A representative for the U.S. Attorney’s Office for the District of Columbia previously advised RMD that ongoing policy is not to comment on pending litigation, though the representative did confirm previously that a trial date has been set. No additional notices or statements by the attorneys representing the government in this case have been filed as of press time. Previously, Judge Ketchmark proposed a lengthy scheduling process which began with discovery commencing in April 2021, and ending with a jury trial which as of now is slated to begin on August 21, 2023.

The allegations, if true, would do damage to the financial viability of the HECM program inside the Mutual Mortgage Insurance (MMI) Fund, and this action signals that the federal government takes seriously any threat to the integrity of the HECM program, according to HUD Inspector General Rae Oliver Davis.
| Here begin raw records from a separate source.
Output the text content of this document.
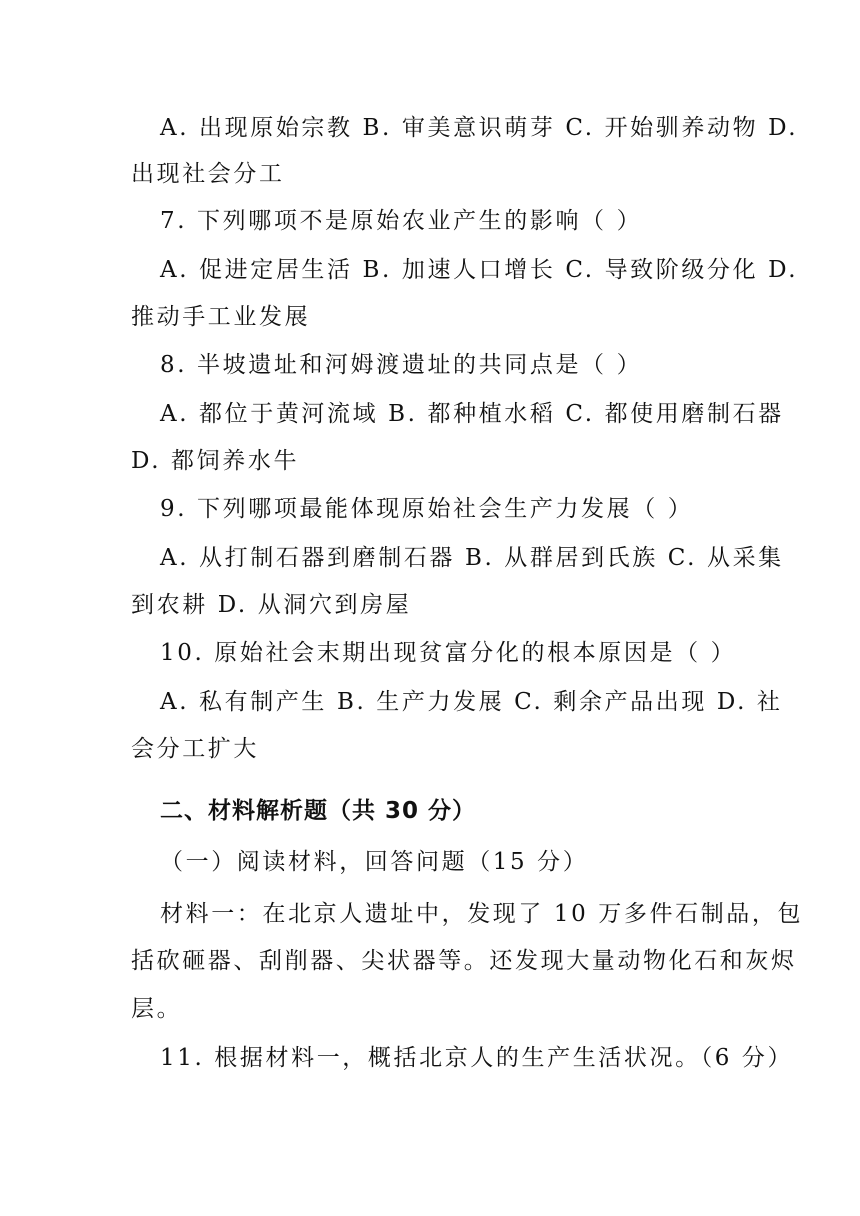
A. 出现原始宗教 B. 审美意识萌芽 C. 开始驯养动物 D.
出现社会分工
7. 下列哪项不是原始农业产生的影响（ ）
A. 促进定居生活 B. 加速人口增长 C. 导致阶级分化 D.
推动手工业发展
8. 半坡遗址和河姆渡遗址的共同点是（ ）
A. 都位于黄河流域 B. 都种植水稻 C. 都使用磨制石器
D. 都饲养水牛
9. 下列哪项最能体现原始社会生产力发展（ ）
A. 从打制石器到磨制石器 B. 从群居到氏族 C. 从采集
到农耕 D. 从洞穴到房屋
10. 原始社会末期出现贫富分化的根本原因是（ ）
A. 私有制产生 B. 生产力发展 C. 剩余产品出现 D. 社
会分工扩大
二、材料解析题（共 30 分）
（一）阅读材料，回答问题（15 分）
材料一：在北京人遗址中，发现了 10 万多件石制品，包
括砍砸器、刮削器、尖状器等。还发现大量动物化石和灰烬
层。
11. 根据材料一，概括北京人的生产生活状况。（6 分）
“Lenders who willfully disregard FHA requirements for HECM loans expose the program to significant financial losses that threaten the future availability of this important program to seniors,” said Davis in September 2020. “This complaint is evidence that we will tirelessly investigate allegations of abuses of the HECM program by FHA lenders.”

In December 2020, roughly one month prior to the inauguration of President Joe Biden, then-HUD Secretary Dr. Ben Carson and then-HUD Chief Financial Officer (CFO) Irv Dennis in consultation with the HUD OIG released a report that made mention of the government’s case against Nutter Home Loans and another case against a different HECM lender as evidence of its commitment to enforcement.